When Jacob would not give up his struggle, he ended up walking away a changed man. There was something very different about him, and the change wasn’t just that he limped.

He had a new name and, in some ways, a new identity. The man/angel/God changed Jacob’s name to Israel, which means, The One Who Strives with God, because, the angel-man said, “you have striven with God and with humans, and have prevailed.”

Like Jacob, we struggle with God, and we struggle with humans. Some of our struggles are societal: we struggle against social forces. Some of our struggles are familial: we struggle with our families, like Jacob and Esau. Some of our struggles are personal, as we struggle to be changed.

After that night of struggle, Jacob did meet his brother Esau, and Esau welcomed him with a bear hug. He forgave Jacob completely, and Jacob compared Esau’s face to the face of God.

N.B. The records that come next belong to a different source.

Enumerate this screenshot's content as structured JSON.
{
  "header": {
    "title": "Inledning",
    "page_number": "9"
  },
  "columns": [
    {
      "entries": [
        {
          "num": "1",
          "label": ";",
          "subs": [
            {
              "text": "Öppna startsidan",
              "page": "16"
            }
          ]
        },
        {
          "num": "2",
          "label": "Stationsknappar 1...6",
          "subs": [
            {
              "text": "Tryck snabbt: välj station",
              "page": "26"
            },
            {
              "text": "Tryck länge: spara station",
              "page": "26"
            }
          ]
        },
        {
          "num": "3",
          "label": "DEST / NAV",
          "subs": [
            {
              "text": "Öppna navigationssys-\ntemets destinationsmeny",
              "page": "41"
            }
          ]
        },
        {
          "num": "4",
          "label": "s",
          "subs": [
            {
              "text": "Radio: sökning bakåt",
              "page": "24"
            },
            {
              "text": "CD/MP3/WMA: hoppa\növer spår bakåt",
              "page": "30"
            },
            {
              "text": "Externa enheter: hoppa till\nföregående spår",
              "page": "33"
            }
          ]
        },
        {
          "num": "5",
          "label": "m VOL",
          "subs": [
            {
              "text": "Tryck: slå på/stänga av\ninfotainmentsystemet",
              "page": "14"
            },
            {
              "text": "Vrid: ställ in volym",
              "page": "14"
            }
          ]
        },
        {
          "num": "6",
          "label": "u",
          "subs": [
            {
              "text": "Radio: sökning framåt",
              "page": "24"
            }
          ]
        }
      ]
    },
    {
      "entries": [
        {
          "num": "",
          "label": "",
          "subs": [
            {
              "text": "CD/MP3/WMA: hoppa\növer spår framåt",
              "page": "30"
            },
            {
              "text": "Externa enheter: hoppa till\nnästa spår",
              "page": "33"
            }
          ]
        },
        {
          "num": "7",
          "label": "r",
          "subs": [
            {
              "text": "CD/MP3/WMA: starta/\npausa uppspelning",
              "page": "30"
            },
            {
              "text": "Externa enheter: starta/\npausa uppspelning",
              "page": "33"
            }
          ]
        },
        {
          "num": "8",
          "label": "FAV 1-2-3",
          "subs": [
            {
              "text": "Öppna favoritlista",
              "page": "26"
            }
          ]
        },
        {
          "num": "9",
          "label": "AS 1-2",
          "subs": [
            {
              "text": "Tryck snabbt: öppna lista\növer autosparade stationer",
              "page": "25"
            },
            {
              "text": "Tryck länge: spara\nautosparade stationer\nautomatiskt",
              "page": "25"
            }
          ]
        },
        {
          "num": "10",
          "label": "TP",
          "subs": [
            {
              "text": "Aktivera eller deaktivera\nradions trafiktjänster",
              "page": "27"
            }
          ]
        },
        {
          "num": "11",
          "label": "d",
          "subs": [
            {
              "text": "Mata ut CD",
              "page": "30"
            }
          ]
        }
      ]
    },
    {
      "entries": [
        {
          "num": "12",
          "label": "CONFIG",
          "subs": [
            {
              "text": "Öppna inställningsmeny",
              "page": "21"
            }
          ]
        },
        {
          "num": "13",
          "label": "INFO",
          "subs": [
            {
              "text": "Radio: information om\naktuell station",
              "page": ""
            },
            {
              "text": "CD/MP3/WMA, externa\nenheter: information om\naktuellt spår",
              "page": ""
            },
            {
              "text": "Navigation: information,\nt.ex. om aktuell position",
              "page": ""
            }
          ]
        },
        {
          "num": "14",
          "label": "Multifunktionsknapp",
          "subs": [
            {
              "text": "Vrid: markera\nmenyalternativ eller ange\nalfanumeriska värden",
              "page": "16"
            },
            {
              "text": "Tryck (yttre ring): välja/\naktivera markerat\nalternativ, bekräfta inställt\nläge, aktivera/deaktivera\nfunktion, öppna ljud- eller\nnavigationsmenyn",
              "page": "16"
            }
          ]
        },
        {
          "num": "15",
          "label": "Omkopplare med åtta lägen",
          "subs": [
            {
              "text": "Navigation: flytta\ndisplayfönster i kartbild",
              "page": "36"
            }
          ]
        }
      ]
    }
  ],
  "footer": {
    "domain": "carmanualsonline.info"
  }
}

When he described his experience with the angel-man, Jacob had said, “I have seen God face to face, and yet my life is preserved.”

Now, when talking with Esau, Jacob said, “Truly to see your face [Esau] is like seeing the face of God—since you have received me with such favor” (Genesis 33:9–10).

Jacob saw the face of God and lived. He saw the face of one who received him with favor. He saw that face of God in the angel-man, and he saw that face of God in his brother Esau, who forgave him, who welcomed him.

That is the God that we cling to and the God who clings to us—a God who receives us with favor, who forgives us, who will wrestle with us until we are transformed. We can see the face of God in each other’s faces sometimes, if we look for it and if we offer it to one another.

So when you feel like you are all alone in the long dark night of life or a long dark night of your soul and you are wrestling and struggling, consider this: Is God in the wrestling with you? Are you holding on to God while you struggle? Do you stand on God’s steadfast love as a foundation while you seek justice and righteousness in the world?

Because, like Jacob, we are held by God in a holy struggle. And, like Jacob, God receives us with favor and forgiveness and pushes us to do better, to prevail and to persist. And we have each other, too.

So I encourage you to wait for, struggle for, insist upon a blessing.

When we think we are all alone, suddenly we find that we are not alone. God is with us and just might bless us if we hold on and insist.

May we persist and may we prevail, with the help and grace of God. Amen.